Key advice when ramped

Posted on
February 15, 2022
in
Ambulance

Ramping is NOT a ‘normal ambulance activity’

We continue seeking improvements on hospital offload delays because we totally disagree that ramping is a ‘normal ambulance activity’ and believe we all should object to attempts to normalise it.
 
Our key advice when ramped is:

  • You are not required to take your patient to different parts of the hospital. In-hospital care, treatments, explorations, and interventions should be done by hospital staff, preferably after a patient handover.
  • You are not responsible for cleaning the hospital environment, this is a role for hospital staff.
  • You are not required to push hospital beds to or from the ED or to other ramping locations.
  • You should not allow care, interventions and treatments outside your scope or clinical knowledge.
  • You do not have to accept more than one patient when ramped.

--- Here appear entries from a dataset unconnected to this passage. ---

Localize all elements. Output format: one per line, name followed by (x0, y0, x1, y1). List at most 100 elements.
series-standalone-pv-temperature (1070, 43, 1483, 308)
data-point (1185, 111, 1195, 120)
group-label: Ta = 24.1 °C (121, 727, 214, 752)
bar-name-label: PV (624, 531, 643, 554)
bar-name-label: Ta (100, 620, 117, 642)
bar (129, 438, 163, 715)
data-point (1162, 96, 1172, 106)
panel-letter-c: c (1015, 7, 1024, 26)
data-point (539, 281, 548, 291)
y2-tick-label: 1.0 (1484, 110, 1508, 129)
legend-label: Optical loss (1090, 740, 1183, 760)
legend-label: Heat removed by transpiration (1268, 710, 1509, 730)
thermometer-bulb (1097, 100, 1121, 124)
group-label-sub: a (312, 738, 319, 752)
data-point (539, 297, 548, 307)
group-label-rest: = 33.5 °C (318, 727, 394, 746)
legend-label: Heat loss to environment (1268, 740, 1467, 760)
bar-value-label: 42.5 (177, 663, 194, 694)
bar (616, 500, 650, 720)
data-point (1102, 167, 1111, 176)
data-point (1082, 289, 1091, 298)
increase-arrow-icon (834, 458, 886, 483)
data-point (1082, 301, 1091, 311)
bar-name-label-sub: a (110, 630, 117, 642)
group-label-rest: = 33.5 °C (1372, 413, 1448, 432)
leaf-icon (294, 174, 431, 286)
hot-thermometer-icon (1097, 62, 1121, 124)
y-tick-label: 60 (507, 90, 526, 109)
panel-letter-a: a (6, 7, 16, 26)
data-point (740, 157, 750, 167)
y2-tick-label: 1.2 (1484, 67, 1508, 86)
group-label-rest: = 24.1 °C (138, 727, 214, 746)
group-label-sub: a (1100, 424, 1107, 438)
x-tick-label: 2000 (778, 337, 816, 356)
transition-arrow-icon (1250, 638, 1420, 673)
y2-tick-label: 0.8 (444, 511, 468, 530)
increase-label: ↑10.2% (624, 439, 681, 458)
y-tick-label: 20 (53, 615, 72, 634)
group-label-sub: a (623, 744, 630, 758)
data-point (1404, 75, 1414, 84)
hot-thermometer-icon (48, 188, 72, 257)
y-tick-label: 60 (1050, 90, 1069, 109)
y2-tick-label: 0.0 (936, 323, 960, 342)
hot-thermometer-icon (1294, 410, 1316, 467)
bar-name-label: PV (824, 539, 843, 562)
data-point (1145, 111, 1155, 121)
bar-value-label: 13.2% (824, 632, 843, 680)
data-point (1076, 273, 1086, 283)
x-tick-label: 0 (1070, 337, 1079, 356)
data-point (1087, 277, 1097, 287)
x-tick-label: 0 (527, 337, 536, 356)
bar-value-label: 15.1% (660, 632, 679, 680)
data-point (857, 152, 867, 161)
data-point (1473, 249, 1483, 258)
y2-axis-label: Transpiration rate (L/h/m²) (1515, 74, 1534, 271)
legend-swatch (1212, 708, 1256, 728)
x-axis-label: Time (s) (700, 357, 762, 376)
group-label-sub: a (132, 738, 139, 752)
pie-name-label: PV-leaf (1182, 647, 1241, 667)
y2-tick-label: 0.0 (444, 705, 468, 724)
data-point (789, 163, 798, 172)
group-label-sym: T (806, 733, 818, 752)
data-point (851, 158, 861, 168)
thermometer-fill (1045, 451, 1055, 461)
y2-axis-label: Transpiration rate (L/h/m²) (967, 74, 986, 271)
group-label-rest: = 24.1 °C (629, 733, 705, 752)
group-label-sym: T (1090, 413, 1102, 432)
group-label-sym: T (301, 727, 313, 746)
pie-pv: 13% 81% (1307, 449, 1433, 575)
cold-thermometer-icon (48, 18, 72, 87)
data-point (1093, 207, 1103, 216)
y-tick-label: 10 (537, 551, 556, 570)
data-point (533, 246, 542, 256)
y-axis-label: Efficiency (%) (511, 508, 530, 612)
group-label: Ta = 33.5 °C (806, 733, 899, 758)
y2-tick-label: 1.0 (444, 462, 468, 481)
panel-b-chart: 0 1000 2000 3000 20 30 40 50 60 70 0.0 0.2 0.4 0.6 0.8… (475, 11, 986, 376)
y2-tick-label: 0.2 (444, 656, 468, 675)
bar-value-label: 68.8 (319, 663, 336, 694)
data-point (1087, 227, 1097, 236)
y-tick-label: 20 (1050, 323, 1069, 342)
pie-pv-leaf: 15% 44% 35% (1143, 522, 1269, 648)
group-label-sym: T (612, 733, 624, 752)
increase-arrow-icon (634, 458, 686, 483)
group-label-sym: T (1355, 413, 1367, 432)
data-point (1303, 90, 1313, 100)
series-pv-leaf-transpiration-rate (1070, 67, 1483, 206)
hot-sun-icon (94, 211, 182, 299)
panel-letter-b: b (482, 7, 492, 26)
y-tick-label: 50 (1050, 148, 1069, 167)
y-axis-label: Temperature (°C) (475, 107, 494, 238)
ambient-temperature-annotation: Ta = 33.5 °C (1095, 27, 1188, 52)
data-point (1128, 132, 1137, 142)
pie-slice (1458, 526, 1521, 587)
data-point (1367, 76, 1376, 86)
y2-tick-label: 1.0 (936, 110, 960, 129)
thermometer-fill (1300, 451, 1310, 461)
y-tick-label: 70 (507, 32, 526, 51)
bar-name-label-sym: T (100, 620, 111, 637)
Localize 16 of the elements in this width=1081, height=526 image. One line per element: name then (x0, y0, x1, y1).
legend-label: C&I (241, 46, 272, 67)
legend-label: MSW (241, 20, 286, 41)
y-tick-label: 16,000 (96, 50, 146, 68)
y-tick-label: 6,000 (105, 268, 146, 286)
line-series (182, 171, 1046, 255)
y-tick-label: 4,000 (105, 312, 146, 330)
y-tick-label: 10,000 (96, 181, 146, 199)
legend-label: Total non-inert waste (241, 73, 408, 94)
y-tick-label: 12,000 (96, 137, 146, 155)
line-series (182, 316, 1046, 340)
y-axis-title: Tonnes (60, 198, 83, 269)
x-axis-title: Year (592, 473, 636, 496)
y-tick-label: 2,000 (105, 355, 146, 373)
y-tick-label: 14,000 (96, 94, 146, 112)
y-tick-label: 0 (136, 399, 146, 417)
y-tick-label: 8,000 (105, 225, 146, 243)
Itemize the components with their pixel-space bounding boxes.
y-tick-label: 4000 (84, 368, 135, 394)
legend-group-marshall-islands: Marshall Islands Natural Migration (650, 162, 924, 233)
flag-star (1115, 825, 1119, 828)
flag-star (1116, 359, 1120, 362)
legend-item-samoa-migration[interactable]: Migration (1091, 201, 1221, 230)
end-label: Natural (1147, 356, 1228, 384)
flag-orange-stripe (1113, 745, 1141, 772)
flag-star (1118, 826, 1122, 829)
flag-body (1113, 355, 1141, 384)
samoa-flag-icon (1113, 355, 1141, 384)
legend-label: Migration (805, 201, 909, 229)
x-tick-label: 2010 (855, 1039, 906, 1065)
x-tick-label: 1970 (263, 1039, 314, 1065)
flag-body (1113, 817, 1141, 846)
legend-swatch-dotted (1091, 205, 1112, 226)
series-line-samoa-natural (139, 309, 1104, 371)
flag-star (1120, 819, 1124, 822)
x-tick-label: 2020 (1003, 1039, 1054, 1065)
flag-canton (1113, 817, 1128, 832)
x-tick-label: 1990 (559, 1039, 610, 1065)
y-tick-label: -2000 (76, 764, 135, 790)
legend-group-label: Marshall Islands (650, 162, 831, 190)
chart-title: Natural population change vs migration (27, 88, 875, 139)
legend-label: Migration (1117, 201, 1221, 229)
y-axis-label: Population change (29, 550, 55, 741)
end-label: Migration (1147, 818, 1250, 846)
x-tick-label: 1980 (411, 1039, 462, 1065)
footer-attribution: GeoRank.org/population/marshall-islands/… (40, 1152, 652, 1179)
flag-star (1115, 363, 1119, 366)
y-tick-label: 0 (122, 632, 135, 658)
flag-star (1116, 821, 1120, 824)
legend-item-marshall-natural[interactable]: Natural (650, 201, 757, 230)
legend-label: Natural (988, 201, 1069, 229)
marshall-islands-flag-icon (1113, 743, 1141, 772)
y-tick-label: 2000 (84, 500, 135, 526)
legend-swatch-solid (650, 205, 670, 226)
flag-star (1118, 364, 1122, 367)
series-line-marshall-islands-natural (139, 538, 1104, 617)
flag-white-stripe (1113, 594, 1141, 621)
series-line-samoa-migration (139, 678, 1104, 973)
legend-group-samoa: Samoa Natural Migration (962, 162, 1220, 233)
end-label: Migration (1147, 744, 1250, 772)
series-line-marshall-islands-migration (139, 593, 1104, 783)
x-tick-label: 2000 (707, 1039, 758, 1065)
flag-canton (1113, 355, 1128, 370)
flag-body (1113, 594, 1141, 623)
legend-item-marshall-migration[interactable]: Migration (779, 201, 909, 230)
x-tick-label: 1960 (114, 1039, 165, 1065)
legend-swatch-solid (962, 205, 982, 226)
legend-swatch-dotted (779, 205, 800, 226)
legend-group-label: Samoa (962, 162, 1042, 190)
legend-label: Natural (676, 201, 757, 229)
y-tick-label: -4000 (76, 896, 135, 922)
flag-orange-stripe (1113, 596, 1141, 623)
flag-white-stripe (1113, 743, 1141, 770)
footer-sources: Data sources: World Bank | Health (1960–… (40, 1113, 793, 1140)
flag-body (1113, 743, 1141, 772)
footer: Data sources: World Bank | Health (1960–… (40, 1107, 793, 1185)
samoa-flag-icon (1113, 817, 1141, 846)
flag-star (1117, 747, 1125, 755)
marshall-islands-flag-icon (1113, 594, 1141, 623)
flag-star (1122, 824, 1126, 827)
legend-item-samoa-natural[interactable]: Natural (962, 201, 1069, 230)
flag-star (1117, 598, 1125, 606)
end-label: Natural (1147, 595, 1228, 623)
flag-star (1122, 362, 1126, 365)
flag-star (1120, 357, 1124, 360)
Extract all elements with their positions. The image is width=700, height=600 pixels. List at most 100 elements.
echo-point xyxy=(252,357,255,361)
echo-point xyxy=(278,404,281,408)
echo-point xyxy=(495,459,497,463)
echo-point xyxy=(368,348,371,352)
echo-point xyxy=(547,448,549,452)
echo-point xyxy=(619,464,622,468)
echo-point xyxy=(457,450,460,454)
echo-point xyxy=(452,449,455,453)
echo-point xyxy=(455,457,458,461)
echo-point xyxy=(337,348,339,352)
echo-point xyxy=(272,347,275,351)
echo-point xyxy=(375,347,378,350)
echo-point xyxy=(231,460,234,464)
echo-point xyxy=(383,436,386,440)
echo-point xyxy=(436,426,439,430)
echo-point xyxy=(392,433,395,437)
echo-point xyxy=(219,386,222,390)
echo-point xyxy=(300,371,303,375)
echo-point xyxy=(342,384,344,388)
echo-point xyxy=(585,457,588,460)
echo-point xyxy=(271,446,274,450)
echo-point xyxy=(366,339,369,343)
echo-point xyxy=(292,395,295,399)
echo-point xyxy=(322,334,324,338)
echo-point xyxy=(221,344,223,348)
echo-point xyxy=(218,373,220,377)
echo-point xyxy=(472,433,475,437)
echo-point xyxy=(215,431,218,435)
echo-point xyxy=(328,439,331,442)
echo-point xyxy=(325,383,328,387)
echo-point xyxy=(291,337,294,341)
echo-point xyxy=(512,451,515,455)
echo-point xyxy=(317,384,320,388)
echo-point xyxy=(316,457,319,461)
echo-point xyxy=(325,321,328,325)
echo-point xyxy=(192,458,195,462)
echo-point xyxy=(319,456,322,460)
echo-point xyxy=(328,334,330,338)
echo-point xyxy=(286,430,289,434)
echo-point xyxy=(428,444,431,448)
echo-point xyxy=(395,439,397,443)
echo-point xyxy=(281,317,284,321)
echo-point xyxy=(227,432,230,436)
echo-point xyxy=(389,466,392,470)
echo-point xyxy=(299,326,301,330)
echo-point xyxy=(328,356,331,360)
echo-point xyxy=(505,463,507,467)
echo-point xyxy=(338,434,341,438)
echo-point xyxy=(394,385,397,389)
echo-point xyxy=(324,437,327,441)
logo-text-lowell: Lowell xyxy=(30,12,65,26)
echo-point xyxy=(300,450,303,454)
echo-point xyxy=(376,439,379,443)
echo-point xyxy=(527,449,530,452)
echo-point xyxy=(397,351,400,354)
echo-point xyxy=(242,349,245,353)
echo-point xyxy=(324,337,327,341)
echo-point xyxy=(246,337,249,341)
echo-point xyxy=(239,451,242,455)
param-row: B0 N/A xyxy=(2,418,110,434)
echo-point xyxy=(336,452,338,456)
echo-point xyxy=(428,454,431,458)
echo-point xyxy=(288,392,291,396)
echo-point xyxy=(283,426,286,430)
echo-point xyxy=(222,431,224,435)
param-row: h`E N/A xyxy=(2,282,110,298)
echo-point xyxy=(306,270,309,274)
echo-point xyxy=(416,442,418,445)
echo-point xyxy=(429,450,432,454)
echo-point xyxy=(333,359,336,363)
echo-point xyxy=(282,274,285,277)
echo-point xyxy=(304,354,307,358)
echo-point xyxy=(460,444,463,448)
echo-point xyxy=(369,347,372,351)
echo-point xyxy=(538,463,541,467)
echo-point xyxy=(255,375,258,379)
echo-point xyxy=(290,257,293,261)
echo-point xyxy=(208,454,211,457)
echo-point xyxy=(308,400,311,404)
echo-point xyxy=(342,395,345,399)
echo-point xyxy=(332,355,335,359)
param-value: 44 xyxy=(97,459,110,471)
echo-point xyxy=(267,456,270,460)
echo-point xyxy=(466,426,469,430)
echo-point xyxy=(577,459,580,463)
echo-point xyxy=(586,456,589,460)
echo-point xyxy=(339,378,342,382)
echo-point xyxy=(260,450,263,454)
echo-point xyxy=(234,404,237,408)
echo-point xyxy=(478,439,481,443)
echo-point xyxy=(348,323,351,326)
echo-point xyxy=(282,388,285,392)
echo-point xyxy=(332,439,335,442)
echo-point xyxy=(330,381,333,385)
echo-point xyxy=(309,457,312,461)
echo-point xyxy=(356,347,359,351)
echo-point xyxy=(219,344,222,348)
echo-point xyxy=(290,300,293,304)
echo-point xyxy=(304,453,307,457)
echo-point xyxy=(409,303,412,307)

This is a decision for you to make and bullying about saying no should not be tolerated.
  • You are not responsible for the collection, removal or transfer of rubbish or linen bags when in the hospital setting.
  • Interns and people undertaking TASO or RTW should not accept unsupervised practice if supervised practice is needed, including looking after ramped patients.
  • You should clean surfaces that your patients or their support people touch.
  • You are entitled to meal and hydration breaks even when ramped.
  • You need to negotiate with your Operations Supervisor (DM), not hospital staff, if you need assistance when ramped, except for time-critical safety or critical clinical issues.
  • If you have any concerns about safety, clinical events or operational issues please submit an SRLS.